I added the Flesch-Kincaid Reading Ease Score (FRES) to the Lexical Diversity Tool. This metric calculates the difficulty of a texts based on the number of syllables, words and sentences in a text. The lower the score, the more difficult a text is to read. In the screenshot below you'll see the Flesch-Kincaid Reading Ease Score for the text Minder eten weggegooid dan eerdere jaren for a Dutch news text for children (Jeugdjournaal). Compared to the news text for the same topic, but written for Dutch adults, the Flesch-Kincaid Reading Ease Score is much higher (73.41 vs 46.65 respectively).

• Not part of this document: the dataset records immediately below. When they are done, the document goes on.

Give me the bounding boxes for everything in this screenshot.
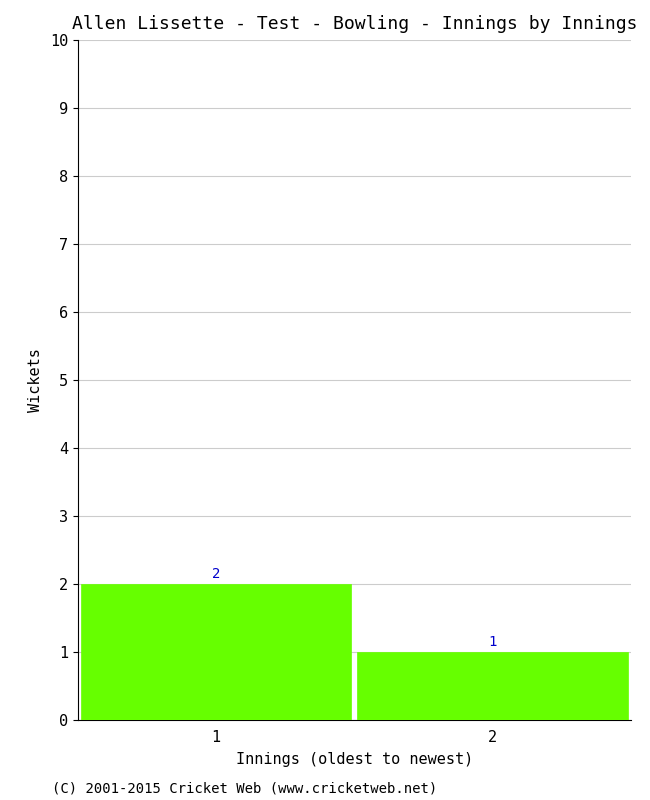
X-axis label: Innings (oldest to newest): Innings (oldest to newest) [235,752,473,766]
Text: 2: 2 [212,566,220,581]
Y-axis label: Wickets: Wickets [28,348,43,412]
Bar [357,652,628,720]
Title: Allen Lissette - Test - Bowling - Innings by Innings: Allen Lissette - Test - Bowling - Inning… [72,15,637,33]
Text: (C) 2001-2015 Cricket Web (www.cricketweb.net): (C) 2001-2015 Cricket Web (www.cricketwe… [52,782,437,796]
Text: 1: 1 [488,634,497,649]
Bar [81,584,352,720]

Flesch-Kincaid Reading Ease Score
The tool now also list the number of sentences in a text, as well as the average word length in number of syllables, and (optionally) a list of words and their number of syllables. The measure only works for Dutch texts (for now), because the (still imperfect, but good enough) splitting up of words into their syllables is based on the Dutch language. You can check it out now at https://www.reuneker.nl/files/ld.
A last note is that I am contemplating taking readability measures like this out of the Lexical Diversity Tool, because lexical diversity and readability are related, but certainly not the same. The tool also becomes a bit chaotic and cluttered, so the more reason to give readability its own calculator page some day.